Much more — Lincoln's whole pre-presidential and presidential history of support for colonization — is fascinating, if troubling, reading. Bureaucratic infighting between Mitchell, known to Lincoln since at least the late 1840s, and Interior Secretary Usher kneecapped the British Honduras and British Guiana possibilities. So did Seward's hatred of colonization, and, as Secretary of State, his willingness to say so in front of foreign envoys.
Back to the original review.
Per anti-Radical historians today who say that Ben Wade as president pro tem killed chances at impeaching Andy Johnson? He was freely elected. The GOP was going to stand by him. Recuse himself? Whoever was president pro tem wasn't going to recuse himself and besides, it was Chase (with a lot of horrible legal rulings, perhaps done with his own eye on the presidency) who was presiding over the impeachment trial.
That said, on some items, it was pushing at an open door in general. Lincoln, old railroad lawyer, certainly supported the Pacific Railway Act and its later emendations. Ditto, being from the Illinois prairie, on the Morrill Act, the Homestead Act and the creation of the eventual Department of Agriculture.
Possibly a stretch to claim the Civil War era sub-Treasury led directly to the Federal Reserve, although the National Banking Act was a step in that direction. And, Bordewich never ponders why Congress didn’t cut straight to the chase and create the third Bank of the United States.

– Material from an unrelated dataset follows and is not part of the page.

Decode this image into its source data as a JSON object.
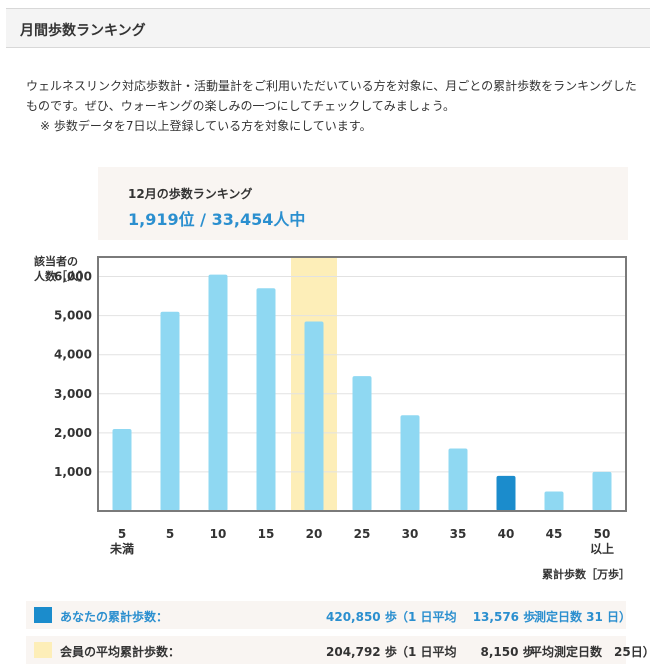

Oh, Lincoln’s nationwide suspension of habeas corpus in fall of 1862 did NOT, in and of itself, create martial law. A journalist should know better than that. Not all people arrested and held without release went automatically to military commissions instead of civilian courts, though that was, yes, often the case, when Lincoln did go on to declare martial law. In any case, suspension of habeas corpus by itself does not create martial law. Ex parte Milligan makes this clear.